I bought this blue notebook when I decided to start writing my autobiography. I went to the bookstore, carefully studied all the blank notebooks, and selected this one because it opened flat, had thin lines, and looked studious. I was eleven.
For a while, I wrote in my notebook with a brand-new blue ink pen. Then I started editing my writing–crossing out words, adding descriptions, rearranging phrases…. My neat lines of careful cursive deteriorated into wild revisions, circled paragraphs, notations to see a different page with an addition, and pages and pages of scribbling. My heavy editing completely took over my original drafts.
After a while, I realized that I hadn’t lived long enough to have enough material or perspective to write an autobiography. I was overwhelmed by both the scarcity of material, and the time it would take to preserve what little I knew on paper.
I never finished that autobiography. Sometime during my teenage years, I became terribly embarrassed by my scribblings. I decided that there wasn’t anything in that notebook that was worth keeping, that everything I had recorded I would remember for the rest of my life.
It wasn’t true, of course. “I thought I would remember,” but I don’t.

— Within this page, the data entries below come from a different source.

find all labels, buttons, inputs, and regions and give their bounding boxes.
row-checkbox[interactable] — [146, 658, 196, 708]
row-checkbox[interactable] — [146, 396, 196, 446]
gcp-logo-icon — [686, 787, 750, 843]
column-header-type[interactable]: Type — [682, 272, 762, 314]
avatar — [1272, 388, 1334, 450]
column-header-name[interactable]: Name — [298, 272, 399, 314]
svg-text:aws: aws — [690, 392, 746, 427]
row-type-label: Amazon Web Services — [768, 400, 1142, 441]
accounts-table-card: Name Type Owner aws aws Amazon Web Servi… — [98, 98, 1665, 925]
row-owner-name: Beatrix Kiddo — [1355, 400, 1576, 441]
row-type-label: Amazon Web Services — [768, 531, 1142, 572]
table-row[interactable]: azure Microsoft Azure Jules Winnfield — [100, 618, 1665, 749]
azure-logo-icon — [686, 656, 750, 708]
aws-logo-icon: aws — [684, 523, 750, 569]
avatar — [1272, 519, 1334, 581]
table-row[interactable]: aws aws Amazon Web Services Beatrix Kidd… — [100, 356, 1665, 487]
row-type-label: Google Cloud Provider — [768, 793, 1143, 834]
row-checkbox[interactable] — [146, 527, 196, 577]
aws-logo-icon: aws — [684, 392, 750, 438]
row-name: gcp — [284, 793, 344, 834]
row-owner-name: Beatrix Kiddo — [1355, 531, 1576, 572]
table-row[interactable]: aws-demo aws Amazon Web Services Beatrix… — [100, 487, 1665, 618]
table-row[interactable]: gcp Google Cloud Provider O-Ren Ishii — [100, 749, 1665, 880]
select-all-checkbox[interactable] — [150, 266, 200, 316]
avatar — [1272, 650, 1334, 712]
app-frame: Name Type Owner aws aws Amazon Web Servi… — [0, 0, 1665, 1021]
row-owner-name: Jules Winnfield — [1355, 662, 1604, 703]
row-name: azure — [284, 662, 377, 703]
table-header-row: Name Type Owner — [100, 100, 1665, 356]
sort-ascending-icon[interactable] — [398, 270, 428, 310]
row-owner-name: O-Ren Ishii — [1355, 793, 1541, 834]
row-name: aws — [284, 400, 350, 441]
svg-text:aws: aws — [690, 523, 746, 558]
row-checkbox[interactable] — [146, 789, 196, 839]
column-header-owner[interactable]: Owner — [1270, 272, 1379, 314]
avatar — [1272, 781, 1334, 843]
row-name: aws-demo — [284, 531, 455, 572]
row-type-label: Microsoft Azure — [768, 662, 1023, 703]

When I threw away that notebook, I lost a written record of my childhood self. Much of what I write now is, in a way, an attempt to remember the details of those days.
“I thought I would remember” is part of a series titled “Lost Along the Way.”
4″ x 4″ acrylic and ink on canvas
This concludes my painting series, “Lost Along the Way.” I hope you’ve enjoyed it and that it has evoked for you some meaningful recollections of your own irreplaceable belongings. For this series, I mostly chose objects from my childhood, because I think children have the capacity to treasure and mourn with a purity that too is slowly lost over time.
Ostensibly about loss, this series is really about cherishing, for we only mourn what was precious to us. We lose our irreplaceable belongings in many ways. Sometimes they break, sometimes they’re misplaced. Sometimes they vanish, sometimes they’re thrown away. Sometimes we give them away, sometimes death takes them from us. Most often though, we simply forget.
This was an exercise in remembering, because when we hold in remembrance what was precious to us, our hearts crack open just a little more, allowing the territory of our affections to expand. By remembering, we regain in part what was most important about what was lost along the way.